En lieu et place de l’architecte de la loi sur le mariage pour tous, François Hollande a nommé Jean-Jacques Urvoas au ministère de la Justice. De quoi inquiéter les défenseurs des libertés publiques et numériques. Aussitôt cette nomination rendue publique, Twitter s’est ainsi agité en rappelant le parcours du tout nouveau garde des sceaux.
C’est qu’une solide réputation le précède. Artisan du « Big Brother français », Urvoas est l’incarnation de la tendance lourde du sécuritaire. En 2014, il a soutenu corps et âme la loi antiterroriste instituant le blocage de sites internet sans recours à un juge. De même pour la loi de programmation militaire de la même année, qui a étendu le pouvoir de surveillance.

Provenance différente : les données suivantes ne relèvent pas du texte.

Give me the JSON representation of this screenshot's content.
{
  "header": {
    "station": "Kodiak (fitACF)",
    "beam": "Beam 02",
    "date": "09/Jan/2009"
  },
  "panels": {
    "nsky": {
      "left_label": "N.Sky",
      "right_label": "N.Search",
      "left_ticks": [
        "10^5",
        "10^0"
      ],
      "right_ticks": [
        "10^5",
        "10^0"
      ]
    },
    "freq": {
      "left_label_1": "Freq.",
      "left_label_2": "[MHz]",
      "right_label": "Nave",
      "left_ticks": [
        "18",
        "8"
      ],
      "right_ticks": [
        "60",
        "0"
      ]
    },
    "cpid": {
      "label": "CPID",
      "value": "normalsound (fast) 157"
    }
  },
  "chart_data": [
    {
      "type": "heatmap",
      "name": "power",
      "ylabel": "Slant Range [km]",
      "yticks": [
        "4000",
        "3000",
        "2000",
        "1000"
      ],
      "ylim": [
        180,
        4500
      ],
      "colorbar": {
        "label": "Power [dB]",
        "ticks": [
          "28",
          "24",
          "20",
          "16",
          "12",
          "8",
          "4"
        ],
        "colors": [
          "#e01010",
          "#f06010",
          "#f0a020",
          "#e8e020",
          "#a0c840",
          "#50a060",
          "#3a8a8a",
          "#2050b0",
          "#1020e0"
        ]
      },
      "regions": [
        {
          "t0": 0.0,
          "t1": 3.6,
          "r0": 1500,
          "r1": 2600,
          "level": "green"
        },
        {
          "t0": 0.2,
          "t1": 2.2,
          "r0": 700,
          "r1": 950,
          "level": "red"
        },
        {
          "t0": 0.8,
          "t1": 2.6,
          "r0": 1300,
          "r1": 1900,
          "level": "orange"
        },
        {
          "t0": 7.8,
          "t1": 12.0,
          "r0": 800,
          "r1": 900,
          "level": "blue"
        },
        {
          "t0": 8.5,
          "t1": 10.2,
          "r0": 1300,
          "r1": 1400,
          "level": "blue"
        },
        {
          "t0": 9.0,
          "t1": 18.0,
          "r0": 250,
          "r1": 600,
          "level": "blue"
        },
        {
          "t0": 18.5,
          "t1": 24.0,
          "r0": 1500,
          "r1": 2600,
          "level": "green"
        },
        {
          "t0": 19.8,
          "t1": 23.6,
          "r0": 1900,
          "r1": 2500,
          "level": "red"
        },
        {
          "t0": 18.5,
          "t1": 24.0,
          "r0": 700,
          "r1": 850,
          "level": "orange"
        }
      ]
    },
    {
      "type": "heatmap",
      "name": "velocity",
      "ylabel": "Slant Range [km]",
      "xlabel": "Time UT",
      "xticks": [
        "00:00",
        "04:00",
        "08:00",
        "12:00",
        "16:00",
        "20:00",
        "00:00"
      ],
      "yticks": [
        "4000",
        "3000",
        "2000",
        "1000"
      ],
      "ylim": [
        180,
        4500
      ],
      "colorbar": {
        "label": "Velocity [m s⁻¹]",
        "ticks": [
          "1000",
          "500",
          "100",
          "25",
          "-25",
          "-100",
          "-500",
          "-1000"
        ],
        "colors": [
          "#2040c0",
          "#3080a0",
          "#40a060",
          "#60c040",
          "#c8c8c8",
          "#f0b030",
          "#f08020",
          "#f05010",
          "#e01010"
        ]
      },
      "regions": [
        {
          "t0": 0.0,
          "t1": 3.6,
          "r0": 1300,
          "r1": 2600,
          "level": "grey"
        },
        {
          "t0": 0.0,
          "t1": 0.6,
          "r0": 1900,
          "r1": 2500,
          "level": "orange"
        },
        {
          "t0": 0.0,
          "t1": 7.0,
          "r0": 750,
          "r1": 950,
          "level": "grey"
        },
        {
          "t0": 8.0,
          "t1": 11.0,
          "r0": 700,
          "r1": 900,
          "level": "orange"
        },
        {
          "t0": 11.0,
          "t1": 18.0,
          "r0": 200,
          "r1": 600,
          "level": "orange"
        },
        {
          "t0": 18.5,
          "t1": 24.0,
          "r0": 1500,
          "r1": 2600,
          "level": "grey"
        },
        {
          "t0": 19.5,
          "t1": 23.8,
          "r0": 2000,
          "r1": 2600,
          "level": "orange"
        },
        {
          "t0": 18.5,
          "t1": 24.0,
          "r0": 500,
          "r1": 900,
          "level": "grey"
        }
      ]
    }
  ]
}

Surtout, il a été le rapporteur de la loi Renseignement de juillet 2015 et de la loi sur l’état d’urgence de novembre 2015 qui a, d’après Numerama, « diverses implications pour Internet, dont la possibilité d’accéder aux données sur le Cloud depuis le domicile de personnes perquisitionnées, sans contrôle d’un juge ».
Un CV évocateur auquel il faut ajouter la mise en place de valises espionnes, les « Imsi-catchers », capables d’intercepter les échanges téléphoniques. Toujours d’après le site spécialisé Numerama, il est « un homme de la police, des services de renseignement, qui s’est fait le bras parlementaire armé des réformes sécuritaires depuis plusieurs années ». S’il a toujours lorgné sur le ministère de l’Intérieur, Jean-Jacques Urvoas préconisait, dans un livre paru en 2011, la fusion des ministères de la Justice et de l’Intérieur au sein d’un « grand ministère de la Règle et du Droit »…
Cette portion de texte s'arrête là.